Starts With A Bang podcast #124 - Astrochemistry
Briefly

Starts With A Bang podcast #124 - Astrochemistry
"They can directly collapse to a black hole, they can become core-collapse supernovae, they can be torn apart by tidal cataclysms, they can be subsumed by other, larger stars, or they can die gently, as our Sun will, by blowing off their outer layers in a planetary nebula while their cores contract down to form a degenerate white dwarf. All of the forms of stellar death help enrich the Universe, adding new atoms, isotopes, and even molecules to the interstellar medium:"
"For a long time, however, we'd made assumptions about where certain species of particles will and won't form, and what types of environments they could and couldn't exist in.

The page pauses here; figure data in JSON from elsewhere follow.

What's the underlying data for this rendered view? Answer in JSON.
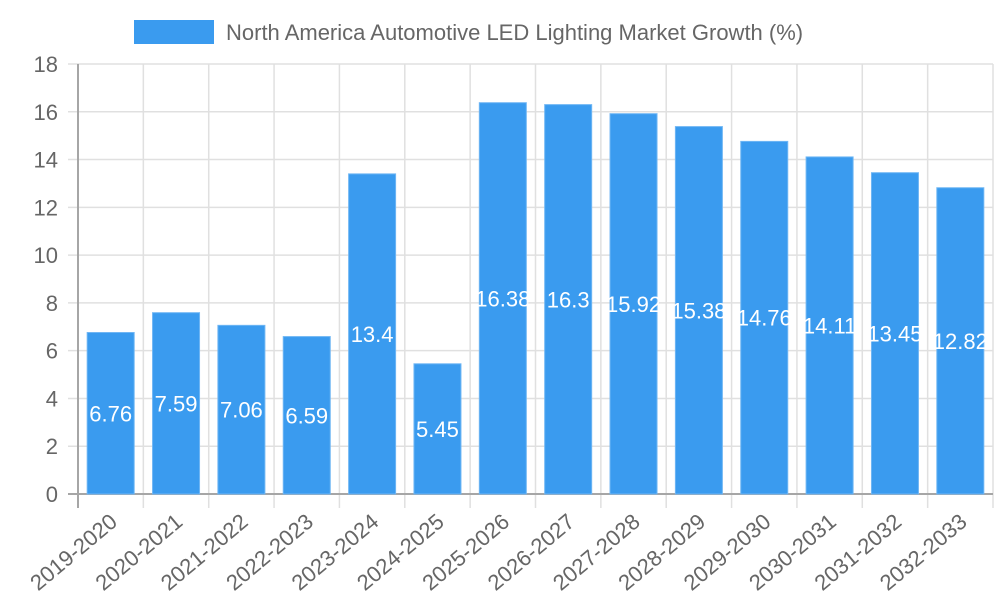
{
  "chart_data": {
    "type": "bar",
    "title": "",
    "legend": {
      "position": "top",
      "entries": [
        {
          "label": "North America Automotive LED Lighting Market Growth (%)",
          "color": "#3a9bef"
        }
      ]
    },
    "categories": [
      "2019-2020",
      "2020-2021",
      "2021-2022",
      "2022-2023",
      "2023-2024",
      "2024-2025",
      "2025-2026",
      "2026-2027",
      "2027-2028",
      "2028-2029",
      "2029-2030",
      "2030-2031",
      "2031-2032",
      "2032-2033"
    ],
    "series": [
      {
        "name": "North America Automotive LED Lighting Market Growth (%)",
        "color": "#3a9bef",
        "values": [
          6.76,
          7.59,
          7.06,
          6.59,
          13.4,
          5.45,
          16.38,
          16.3,
          15.92,
          15.38,
          14.76,
          14.11,
          13.45,
          12.82
        ],
        "data_labels": [
          "6.76",
          "7.59",
          "7.06",
          "6.59",
          "13.4",
          "5.45",
          "16.38",
          "16.3",
          "15.92",
          "15.38",
          "14.76",
          "14.11",
          "13.45",
          "12.82"
        ]
      }
    ],
    "xlabel": "",
    "ylabel": "",
    "ylim": [
      0,
      18
    ],
    "yticks": [
      0,
      2,
      4,
      6,
      8,
      10,
      12,
      14,
      16,
      18
    ],
    "ytick_labels": [
      "0",
      "2",
      "4",
      "6",
      "8",
      "10",
      "12",
      "14",
      "16",
      "18"
    ],
    "xtick_rotation_deg": -40,
    "grid": true
  }
}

Those assumptions were way ahead of where the observations were, however, and as our telescopic and technological capabilities catch up, sometimes what we find surprises us. Sometimes, we find elements in places that we didn't anticipate, leading us to question our theoretical models for how those elements can be made."

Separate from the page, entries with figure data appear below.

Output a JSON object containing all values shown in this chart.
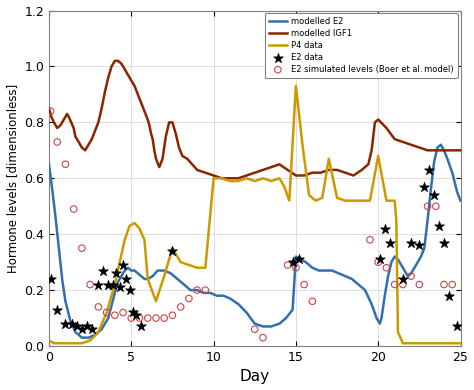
{
  "xlabel": "Day",
  "ylabel": "Hormone levels [dimensionless]",
  "xlim": [
    0,
    25
  ],
  "ylim": [
    0,
    1.2
  ],
  "yticks": [
    0,
    0.2,
    0.4,
    0.6,
    0.8,
    1.0,
    1.2
  ],
  "xticks": [
    0,
    5,
    10,
    15,
    20,
    25
  ],
  "color_E2": "#3070b0",
  "color_IGF1": "#8B2500",
  "color_P4": "#CC9900",
  "color_E2data": "black",
  "color_E2sim": "#cc4444",
  "modelled_E2_x": [
    0,
    0.2,
    0.4,
    0.6,
    0.8,
    1.0,
    1.3,
    1.6,
    2.0,
    2.4,
    2.8,
    3.2,
    3.6,
    4.0,
    4.2,
    4.4,
    4.6,
    4.8,
    5.0,
    5.2,
    5.4,
    5.6,
    5.8,
    6.0,
    6.3,
    6.6,
    7.0,
    7.4,
    7.8,
    8.2,
    8.6,
    9.0,
    9.4,
    9.8,
    10.2,
    10.6,
    11.0,
    11.5,
    12.0,
    12.5,
    13.0,
    13.5,
    14.0,
    14.4,
    14.8,
    15.0,
    15.3,
    15.6,
    16.0,
    16.4,
    16.8,
    17.2,
    17.6,
    18.0,
    18.4,
    18.8,
    19.2,
    19.6,
    19.9,
    20.1,
    20.2,
    20.4,
    20.6,
    20.8,
    21.0,
    21.2,
    21.5,
    21.8,
    22.0,
    22.2,
    22.4,
    22.6,
    22.8,
    23.0,
    23.2,
    23.4,
    23.6,
    23.8,
    24.0,
    24.2,
    24.5,
    24.8,
    25.0
  ],
  "modelled_E2_y": [
    0.65,
    0.56,
    0.46,
    0.35,
    0.24,
    0.16,
    0.09,
    0.05,
    0.03,
    0.03,
    0.04,
    0.06,
    0.1,
    0.19,
    0.23,
    0.25,
    0.27,
    0.28,
    0.27,
    0.27,
    0.26,
    0.25,
    0.24,
    0.24,
    0.25,
    0.27,
    0.27,
    0.26,
    0.24,
    0.22,
    0.2,
    0.2,
    0.19,
    0.19,
    0.18,
    0.18,
    0.17,
    0.15,
    0.12,
    0.08,
    0.07,
    0.07,
    0.08,
    0.1,
    0.13,
    0.32,
    0.31,
    0.3,
    0.28,
    0.27,
    0.27,
    0.27,
    0.26,
    0.25,
    0.24,
    0.22,
    0.2,
    0.15,
    0.1,
    0.08,
    0.1,
    0.18,
    0.25,
    0.3,
    0.32,
    0.31,
    0.28,
    0.25,
    0.26,
    0.28,
    0.3,
    0.32,
    0.35,
    0.45,
    0.56,
    0.66,
    0.71,
    0.72,
    0.7,
    0.67,
    0.62,
    0.55,
    0.52
  ],
  "modelled_IGF1_x": [
    0,
    0.15,
    0.3,
    0.5,
    0.7,
    0.9,
    1.0,
    1.1,
    1.2,
    1.35,
    1.5,
    1.6,
    1.7,
    1.8,
    2.0,
    2.2,
    2.4,
    2.6,
    2.8,
    3.0,
    3.2,
    3.4,
    3.6,
    3.8,
    4.0,
    4.2,
    4.4,
    4.6,
    4.8,
    5.0,
    5.2,
    5.4,
    5.6,
    5.8,
    6.0,
    6.1,
    6.2,
    6.3,
    6.4,
    6.5,
    6.7,
    6.9,
    7.1,
    7.3,
    7.5,
    7.7,
    7.9,
    8.1,
    8.4,
    8.7,
    9.0,
    9.5,
    10.0,
    10.5,
    11.0,
    11.5,
    12.0,
    12.5,
    13.0,
    13.5,
    14.0,
    14.5,
    15.0,
    15.5,
    16.0,
    16.5,
    17.0,
    17.5,
    18.0,
    18.5,
    19.0,
    19.4,
    19.6,
    19.8,
    20.0,
    20.5,
    21.0,
    21.5,
    22.0,
    22.5,
    23.0,
    23.5,
    24.0,
    24.5,
    25.0
  ],
  "modelled_IGF1_y": [
    0.85,
    0.82,
    0.8,
    0.78,
    0.79,
    0.81,
    0.82,
    0.83,
    0.82,
    0.8,
    0.78,
    0.75,
    0.74,
    0.73,
    0.71,
    0.7,
    0.72,
    0.74,
    0.77,
    0.8,
    0.85,
    0.91,
    0.96,
    1.0,
    1.02,
    1.02,
    1.01,
    0.99,
    0.97,
    0.95,
    0.93,
    0.9,
    0.87,
    0.84,
    0.81,
    0.79,
    0.76,
    0.74,
    0.7,
    0.67,
    0.64,
    0.67,
    0.75,
    0.8,
    0.8,
    0.76,
    0.71,
    0.68,
    0.67,
    0.65,
    0.63,
    0.62,
    0.61,
    0.6,
    0.6,
    0.6,
    0.61,
    0.62,
    0.63,
    0.64,
    0.65,
    0.63,
    0.61,
    0.61,
    0.62,
    0.62,
    0.63,
    0.63,
    0.62,
    0.61,
    0.63,
    0.65,
    0.7,
    0.8,
    0.81,
    0.78,
    0.74,
    0.73,
    0.72,
    0.71,
    0.7,
    0.7,
    0.7,
    0.7,
    0.7
  ],
  "P4_x": [
    0,
    0.3,
    0.6,
    1.0,
    1.5,
    2.0,
    2.5,
    3.0,
    3.5,
    4.0,
    4.3,
    4.6,
    4.9,
    5.2,
    5.5,
    5.8,
    6.0,
    6.5,
    7.0,
    7.5,
    8.0,
    8.5,
    9.0,
    9.5,
    10.0,
    10.5,
    11.0,
    11.5,
    12.0,
    12.5,
    13.0,
    13.5,
    14.0,
    14.3,
    14.6,
    15.0,
    15.4,
    15.8,
    16.2,
    16.6,
    17.0,
    17.5,
    18.0,
    18.5,
    19.0,
    19.5,
    20.0,
    20.5,
    21.0,
    21.1,
    21.2,
    21.5,
    22.0,
    22.5,
    23.0,
    23.5,
    24.0,
    24.5,
    25.0
  ],
  "P4_y": [
    0.02,
    0.01,
    0.01,
    0.01,
    0.01,
    0.01,
    0.02,
    0.05,
    0.12,
    0.22,
    0.3,
    0.38,
    0.43,
    0.44,
    0.42,
    0.38,
    0.24,
    0.16,
    0.25,
    0.35,
    0.3,
    0.29,
    0.28,
    0.28,
    0.6,
    0.6,
    0.59,
    0.59,
    0.6,
    0.59,
    0.6,
    0.59,
    0.6,
    0.57,
    0.52,
    0.93,
    0.72,
    0.54,
    0.52,
    0.53,
    0.67,
    0.53,
    0.52,
    0.52,
    0.52,
    0.52,
    0.68,
    0.52,
    0.52,
    0.45,
    0.05,
    0.01,
    0.01,
    0.01,
    0.01,
    0.01,
    0.01,
    0.01,
    0.01
  ],
  "E2_data_x": [
    0.1,
    0.5,
    1.0,
    1.4,
    1.7,
    2.0,
    2.3,
    2.6,
    3.0,
    3.3,
    3.6,
    3.9,
    4.1,
    4.3,
    4.5,
    4.7,
    4.9,
    5.1,
    5.3,
    5.6,
    7.5,
    14.8,
    15.2,
    20.1,
    20.4,
    20.7,
    21.5,
    22.0,
    22.5,
    22.8,
    23.1,
    23.4,
    23.7,
    24.0,
    24.3,
    24.8
  ],
  "E2_data_y": [
    0.24,
    0.13,
    0.08,
    0.08,
    0.07,
    0.06,
    0.07,
    0.06,
    0.22,
    0.27,
    0.22,
    0.22,
    0.26,
    0.21,
    0.29,
    0.24,
    0.2,
    0.12,
    0.11,
    0.07,
    0.34,
    0.3,
    0.31,
    0.31,
    0.42,
    0.37,
    0.24,
    0.37,
    0.36,
    0.57,
    0.63,
    0.54,
    0.43,
    0.37,
    0.18,
    0.07
  ],
  "E2_sim_x": [
    0.1,
    0.5,
    1.0,
    1.5,
    2.0,
    2.5,
    3.0,
    3.5,
    4.0,
    4.5,
    5.0,
    5.5,
    6.0,
    6.5,
    7.0,
    7.5,
    8.0,
    8.5,
    9.0,
    9.5,
    12.5,
    13.0,
    14.5,
    15.0,
    15.5,
    16.0,
    19.5,
    20.0,
    20.5,
    21.0,
    21.5,
    22.0,
    22.5,
    23.0,
    23.5,
    24.0,
    24.5
  ],
  "E2_sim_y": [
    0.84,
    0.73,
    0.65,
    0.49,
    0.35,
    0.22,
    0.14,
    0.12,
    0.11,
    0.12,
    0.1,
    0.1,
    0.1,
    0.1,
    0.1,
    0.11,
    0.14,
    0.17,
    0.2,
    0.2,
    0.06,
    0.03,
    0.29,
    0.28,
    0.22,
    0.16,
    0.38,
    0.3,
    0.28,
    0.22,
    0.22,
    0.25,
    0.22,
    0.5,
    0.5,
    0.22,
    0.22
  ]
}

Stars die through many pathways including direct collapse to black holes, core-collapse supernovae, tidal disruption, merger/subsumption, or planetary nebulae leaving white dwarfs. Each mode of stellar death injects atoms, isotopes, and molecules into the interstellar medium, providing material for subsequent generations of stars. Long-standing theoretical expectations predicted where specific species could form and which environments could host them. Rapid improvements in telescopes and instrumentation have produced observations that contradict those expectations. Detection of unexpected elements and molecules in hostile or unpredicted environments exposes deficiencies in nucleosynthesis and astrochemical models and drives revision and new investigation.